Climate of fear

CLIMATE OF FEAR

By Ian Wishart
It’s been a winter of fools in the public debate about climate change in New Zealand. The public trough-snorters at NIWA and other bastions of climate ‘research’ who rely on taxpayer funding to maintain their exotic lifestyles have been hyping up their ‘warmest winter’ and ‘extreme weather’ talking points for an ever-sillier news media.

First reality check, there is no global “climate”. While NZ enjoyed a warmer winter than usual, there was still ice on Lake Superior in the United States into the middle of the northern summer. Cold records were shattered across the northern hemisphere.

Second reality check, if you read the fine print in the official climate reports, and I have, you’ll find that the impact of human-caused CO2 emissions on New Zealand will be negligible, because our climate is dominated by oceanic heat cycles, not atmospheric ones. While Europe, North America and Asia are huge landmasses whose interiors are far from direct oceanic influence, New Zealand is an island state bathed in the Pacific to the north and East, and the Southern Ocean to the rear.

Oceanic heat is primarily driven by the impact of direct sunlight on the surface of the ocean, which is many times more powerful than secondary heat from trace gas molecules – it is not CO2 warming the oceans but sunlight. The fewer clouds or the less dust in the atmosphere, the more the ocean heats up. The cloudier or dustier it gets, the cooler the oceans become.

The New Zealand Herald recently published “Climate Tipping Points to Watch For”, kind of an idiot’s guide to climate change, written by an eco-bible waving believer. He warns us that the West Antarctic region is on the brink of a tipping point that could rise sea levels up to 40m.

But that’s not what the peer reviewed science is telling us.

“The record shows that this region has warmed since the late 1950s, at a similar magnitude to that observed in the Antarctic Peninsula and central West Antarctica; however, this warming trend is not unique. More dramatic isotopic warming (and cooling) trends occurred in the mid-nineteenth and eighteenth centuries, suggesting that at present, the effect of anthropogenic climate drivers at this location has not exceeded the natural range of climate variability in the context of the past ~300 years.”

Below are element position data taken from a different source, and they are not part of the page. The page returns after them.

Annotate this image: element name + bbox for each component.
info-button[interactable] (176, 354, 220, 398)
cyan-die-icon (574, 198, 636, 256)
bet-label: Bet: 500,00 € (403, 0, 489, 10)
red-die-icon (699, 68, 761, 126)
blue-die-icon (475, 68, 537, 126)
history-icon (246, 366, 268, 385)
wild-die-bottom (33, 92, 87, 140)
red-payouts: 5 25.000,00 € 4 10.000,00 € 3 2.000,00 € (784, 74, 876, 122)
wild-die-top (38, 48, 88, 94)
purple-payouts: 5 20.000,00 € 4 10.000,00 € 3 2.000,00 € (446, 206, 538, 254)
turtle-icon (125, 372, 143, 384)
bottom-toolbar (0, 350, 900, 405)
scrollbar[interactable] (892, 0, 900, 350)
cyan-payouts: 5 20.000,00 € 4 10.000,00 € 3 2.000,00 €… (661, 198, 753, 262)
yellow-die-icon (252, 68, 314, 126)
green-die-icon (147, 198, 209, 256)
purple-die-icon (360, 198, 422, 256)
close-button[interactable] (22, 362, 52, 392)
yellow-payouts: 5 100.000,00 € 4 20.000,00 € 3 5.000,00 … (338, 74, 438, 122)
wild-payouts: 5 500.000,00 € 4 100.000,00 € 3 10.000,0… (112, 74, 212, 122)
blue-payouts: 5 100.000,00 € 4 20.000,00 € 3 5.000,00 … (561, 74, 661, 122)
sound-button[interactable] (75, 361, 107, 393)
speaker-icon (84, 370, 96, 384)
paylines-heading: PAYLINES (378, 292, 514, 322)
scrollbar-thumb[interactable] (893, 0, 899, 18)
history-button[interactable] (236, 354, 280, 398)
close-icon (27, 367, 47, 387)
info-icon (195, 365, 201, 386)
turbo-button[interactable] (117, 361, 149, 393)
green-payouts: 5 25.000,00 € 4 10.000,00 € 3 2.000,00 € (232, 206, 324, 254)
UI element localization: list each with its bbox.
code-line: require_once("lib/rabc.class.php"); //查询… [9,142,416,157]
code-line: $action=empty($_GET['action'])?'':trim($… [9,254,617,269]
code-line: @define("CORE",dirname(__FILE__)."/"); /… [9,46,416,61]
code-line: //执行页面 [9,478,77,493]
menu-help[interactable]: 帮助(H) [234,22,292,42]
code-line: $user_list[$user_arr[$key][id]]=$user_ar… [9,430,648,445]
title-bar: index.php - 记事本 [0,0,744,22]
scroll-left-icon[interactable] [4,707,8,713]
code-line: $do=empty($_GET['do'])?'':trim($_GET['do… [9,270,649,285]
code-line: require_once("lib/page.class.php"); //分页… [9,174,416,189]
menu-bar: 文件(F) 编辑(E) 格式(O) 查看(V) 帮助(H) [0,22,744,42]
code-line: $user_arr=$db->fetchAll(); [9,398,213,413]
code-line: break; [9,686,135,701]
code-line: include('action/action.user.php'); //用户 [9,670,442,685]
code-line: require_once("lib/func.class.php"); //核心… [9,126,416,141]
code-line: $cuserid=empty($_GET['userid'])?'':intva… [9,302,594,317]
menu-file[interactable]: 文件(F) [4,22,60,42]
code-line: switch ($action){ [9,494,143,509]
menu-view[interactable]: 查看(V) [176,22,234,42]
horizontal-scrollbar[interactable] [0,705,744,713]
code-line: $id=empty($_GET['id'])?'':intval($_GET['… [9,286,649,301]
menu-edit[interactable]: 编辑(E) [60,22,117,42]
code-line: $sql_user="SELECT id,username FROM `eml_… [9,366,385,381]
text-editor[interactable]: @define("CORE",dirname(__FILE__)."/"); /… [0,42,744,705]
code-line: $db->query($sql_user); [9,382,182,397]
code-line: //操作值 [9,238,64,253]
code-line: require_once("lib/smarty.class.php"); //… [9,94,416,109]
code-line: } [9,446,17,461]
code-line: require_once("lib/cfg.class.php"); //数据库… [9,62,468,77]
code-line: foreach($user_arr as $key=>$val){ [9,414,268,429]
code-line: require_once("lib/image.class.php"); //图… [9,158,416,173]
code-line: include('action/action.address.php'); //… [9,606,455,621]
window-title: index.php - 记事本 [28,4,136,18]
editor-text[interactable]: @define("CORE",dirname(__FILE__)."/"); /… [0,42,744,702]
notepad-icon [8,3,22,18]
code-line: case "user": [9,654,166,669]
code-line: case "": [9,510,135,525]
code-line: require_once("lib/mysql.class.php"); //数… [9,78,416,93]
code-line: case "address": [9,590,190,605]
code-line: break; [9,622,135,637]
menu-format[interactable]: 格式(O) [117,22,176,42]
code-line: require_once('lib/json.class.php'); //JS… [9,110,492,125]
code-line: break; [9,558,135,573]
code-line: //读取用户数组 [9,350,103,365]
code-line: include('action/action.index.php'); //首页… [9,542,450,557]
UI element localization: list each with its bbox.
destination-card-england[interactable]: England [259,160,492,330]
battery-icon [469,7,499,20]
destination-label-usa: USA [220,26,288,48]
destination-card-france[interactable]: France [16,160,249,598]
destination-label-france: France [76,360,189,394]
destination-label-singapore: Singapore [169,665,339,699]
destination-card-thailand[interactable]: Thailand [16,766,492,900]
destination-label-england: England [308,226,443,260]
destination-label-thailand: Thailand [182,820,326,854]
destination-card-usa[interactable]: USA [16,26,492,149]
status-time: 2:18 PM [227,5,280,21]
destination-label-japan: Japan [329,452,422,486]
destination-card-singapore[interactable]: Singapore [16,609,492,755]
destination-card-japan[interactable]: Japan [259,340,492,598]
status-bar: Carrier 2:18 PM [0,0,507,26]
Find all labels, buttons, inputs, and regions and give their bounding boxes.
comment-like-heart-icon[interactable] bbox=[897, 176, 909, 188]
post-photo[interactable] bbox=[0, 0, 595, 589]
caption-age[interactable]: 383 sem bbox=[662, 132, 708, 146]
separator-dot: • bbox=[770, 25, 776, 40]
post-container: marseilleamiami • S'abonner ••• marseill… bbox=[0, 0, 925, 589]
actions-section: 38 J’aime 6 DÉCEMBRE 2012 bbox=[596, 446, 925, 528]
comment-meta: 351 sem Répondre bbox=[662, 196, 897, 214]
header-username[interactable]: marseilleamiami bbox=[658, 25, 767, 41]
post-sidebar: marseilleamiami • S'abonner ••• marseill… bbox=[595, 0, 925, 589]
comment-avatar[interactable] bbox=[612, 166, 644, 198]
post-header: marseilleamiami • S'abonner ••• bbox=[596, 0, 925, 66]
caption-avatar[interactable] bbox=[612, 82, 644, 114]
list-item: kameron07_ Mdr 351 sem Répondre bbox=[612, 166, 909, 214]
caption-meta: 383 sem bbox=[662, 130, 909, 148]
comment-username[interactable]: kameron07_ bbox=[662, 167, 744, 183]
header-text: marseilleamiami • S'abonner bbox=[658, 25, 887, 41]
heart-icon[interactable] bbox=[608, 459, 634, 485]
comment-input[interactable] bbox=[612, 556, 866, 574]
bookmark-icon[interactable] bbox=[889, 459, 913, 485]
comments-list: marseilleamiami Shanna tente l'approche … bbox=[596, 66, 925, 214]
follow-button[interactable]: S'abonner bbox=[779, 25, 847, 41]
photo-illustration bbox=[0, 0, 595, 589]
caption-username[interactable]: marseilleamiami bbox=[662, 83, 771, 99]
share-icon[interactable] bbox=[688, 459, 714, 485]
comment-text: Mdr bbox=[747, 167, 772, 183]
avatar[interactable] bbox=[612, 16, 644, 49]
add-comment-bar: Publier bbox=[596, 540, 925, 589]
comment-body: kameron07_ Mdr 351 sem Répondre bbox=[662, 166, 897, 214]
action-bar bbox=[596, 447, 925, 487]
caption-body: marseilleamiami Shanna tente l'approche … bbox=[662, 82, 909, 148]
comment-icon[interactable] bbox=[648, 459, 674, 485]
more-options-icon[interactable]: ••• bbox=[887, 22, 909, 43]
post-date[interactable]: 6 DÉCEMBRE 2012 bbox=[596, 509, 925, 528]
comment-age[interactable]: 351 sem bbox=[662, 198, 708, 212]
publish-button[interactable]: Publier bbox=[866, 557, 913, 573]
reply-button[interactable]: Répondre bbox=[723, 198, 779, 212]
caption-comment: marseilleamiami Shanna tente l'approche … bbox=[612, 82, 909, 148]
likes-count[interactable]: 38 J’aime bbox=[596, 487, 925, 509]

That finding is backed up by yet another this year, which reports warming cycles in Antarctica like the current one have occurred five times in the past 350 years alone:

“The data suggest that during the past 350 years such events have taken place at least five times.”

We are being conned, daily, by activists trying to get funding, aided and abetted by media who have given up doing their job. Roll on summer, we could do with some warming.